In the late 1800s, a strange fever afflicted Europe. It gripped such notable enlightenment thinkers as Voltaire and Montesquieu. Dubbed ‘Anglomania’, it was, as the name suggests, a craze for all things English, in particular, the style and dress of the English gentleman.
Since then, storied, august names, such as underwear maker Sunspel, glove maker Dents, hatters Lock and Co, and shoe maker John Lobb have done much over the course of their history to ensure that Anglomania continues unabated.
Between them they have dressed almost every notable male figure of the past 200 years, and yet, we know very little about these companies. Perhaps that’s because there’s a quiet confidence that comes from knowing you’re the best. In any case, it’s hardly very English to blow one’s own trumpet now is it?

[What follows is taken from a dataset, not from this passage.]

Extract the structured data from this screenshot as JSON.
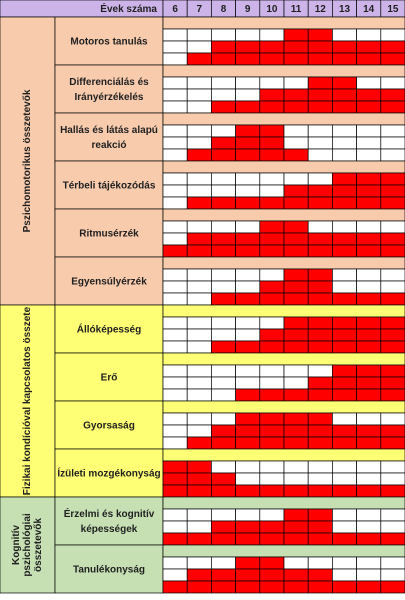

Enter, ‘Best of British’, a new, sumptuously illustrated book produced by Toby Egelnick, our creative director, featuring photographs by Horst Freidreich and text by Permanent Style’s Simon Crompton.
It tells the story of some of Britain’s iconic brands, taking a behind the scenes look at the workshops and factories that produce clothes that have adorned some of history’s most famous and infamous figures.
Discover how Nelson’s eye patch was made at Locke and Co, or how John Lobb created the deceptively simple and unimpeachably elegant slip on shoe that was a favourite of Frank Sinatra. Reading it makes you realise how so much of what we consider correct and appropriate in men’s dress, was conceived of in these workshops.
Today, whether it’s Tokyo, New York, Milan, Shanghai or Paris – anywhere a man needs to dress with dignity, refinement and elegance – there’ll be a corner of his wardrobe that will be forever British.
What we think
Of course, we think this is great! Our creative director, Toby Egelnick, was behind it. However, Best of British also shows how the British approach to luxury is different from its French and Italian counterparts. Firstly, British luxury is discreet to the point of invisibility. Many British brands of this calibre still don’t do or say much in terms of marketing and promotion. Take the Anderson and Sheppard custom of stitching labels onto the inside of a jacket pocket – it is the man wearing the suit that matters, not the brand. Also, their products are built to last. Suits, shoes, jackets last for decades at a time and often go in for repairs at the place they were made. As such they are also eminently practical. You can dance the night away in your Anderson and Sheppard suit and John Lobb shoes in perfect comfort – just as Fred Astaire used to.